A person taken into custody may be detained for a period reasonably required to enable the Police to:
- determine the charge(s) which should be laid in relation to the family violence;
- carry out a risk screening assessment to determine the likelihood of family violence being repeated or becoming more severe;
- complete a safety audit to identify the measures available to enhance the safety of an affected person or affected child;
- implement the measures identified by a safety audit, where it is practical to do so;
- make and serve a Police Family Violence Order or an application for a Family Violence Order.
A person charged with a family violence offence will not be granted bail unless the Court or Police Officer is satisfied that the release of the person on bail would not be likely to adversely affect the safety, wellbeing and interests of an affected person or affected child.
If a person is charged with breaching a Police Family Violence Order or a Family Violence Order, they will be remanded in custody until they appear before a Magistrate to apply for bail.
Support services for victims of family violence
Legal Aid Commission of Tasmania - Safe at Home Solicitor contact 1300 366 611 to arrange an appointment.
RAIN - Relationship Abuse of an Intimate Nature (North West Tasmania)
More support services can be found by searching our referral database.

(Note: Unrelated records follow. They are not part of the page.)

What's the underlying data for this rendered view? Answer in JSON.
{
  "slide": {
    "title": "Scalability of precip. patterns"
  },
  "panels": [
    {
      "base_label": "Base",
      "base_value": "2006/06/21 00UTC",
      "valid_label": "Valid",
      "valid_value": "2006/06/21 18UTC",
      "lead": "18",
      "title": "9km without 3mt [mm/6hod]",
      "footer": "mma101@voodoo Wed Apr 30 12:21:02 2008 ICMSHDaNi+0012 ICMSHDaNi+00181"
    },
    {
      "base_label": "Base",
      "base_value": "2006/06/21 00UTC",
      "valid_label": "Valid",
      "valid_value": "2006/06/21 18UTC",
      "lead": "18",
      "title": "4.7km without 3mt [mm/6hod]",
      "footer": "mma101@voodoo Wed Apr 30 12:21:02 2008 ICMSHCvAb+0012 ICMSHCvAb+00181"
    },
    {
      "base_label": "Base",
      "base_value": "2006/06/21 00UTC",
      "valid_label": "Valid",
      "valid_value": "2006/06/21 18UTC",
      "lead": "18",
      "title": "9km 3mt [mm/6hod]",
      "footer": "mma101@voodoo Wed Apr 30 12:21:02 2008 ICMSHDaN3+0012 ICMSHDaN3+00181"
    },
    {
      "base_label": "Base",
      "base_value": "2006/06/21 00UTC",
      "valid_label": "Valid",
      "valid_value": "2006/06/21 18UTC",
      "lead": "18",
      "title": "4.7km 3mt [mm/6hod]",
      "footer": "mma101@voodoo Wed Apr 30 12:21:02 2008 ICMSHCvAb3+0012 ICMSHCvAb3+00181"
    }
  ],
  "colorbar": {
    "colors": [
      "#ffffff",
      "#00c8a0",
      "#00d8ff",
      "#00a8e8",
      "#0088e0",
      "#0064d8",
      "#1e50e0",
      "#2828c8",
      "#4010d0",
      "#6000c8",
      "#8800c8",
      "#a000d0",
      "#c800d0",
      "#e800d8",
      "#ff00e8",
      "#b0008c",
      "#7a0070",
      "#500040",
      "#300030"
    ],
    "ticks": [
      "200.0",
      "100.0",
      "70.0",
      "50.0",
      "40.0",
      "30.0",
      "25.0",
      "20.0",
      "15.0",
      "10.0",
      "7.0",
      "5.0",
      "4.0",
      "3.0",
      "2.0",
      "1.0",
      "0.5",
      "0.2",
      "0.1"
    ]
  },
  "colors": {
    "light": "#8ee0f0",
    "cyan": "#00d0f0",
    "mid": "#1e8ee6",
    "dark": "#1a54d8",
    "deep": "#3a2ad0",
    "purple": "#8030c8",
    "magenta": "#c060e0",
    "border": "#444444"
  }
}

Support Services for offenders of family violence
The Defendant Health Liaison Service can assist people who have been charged with a family violence offence or who have been issued with a Police Family Violence Order or a Family Violence Order:
- to understand what the Police Family Violence Order or Family Violence Order means;
- to prevent future breaches of the Order;
- to obtain referrals to appropriate services such as housing, relationship counselling, alcohol/drug counselling etc;
- with advice about how to change a Police Family Violence Order in a way more likely to work.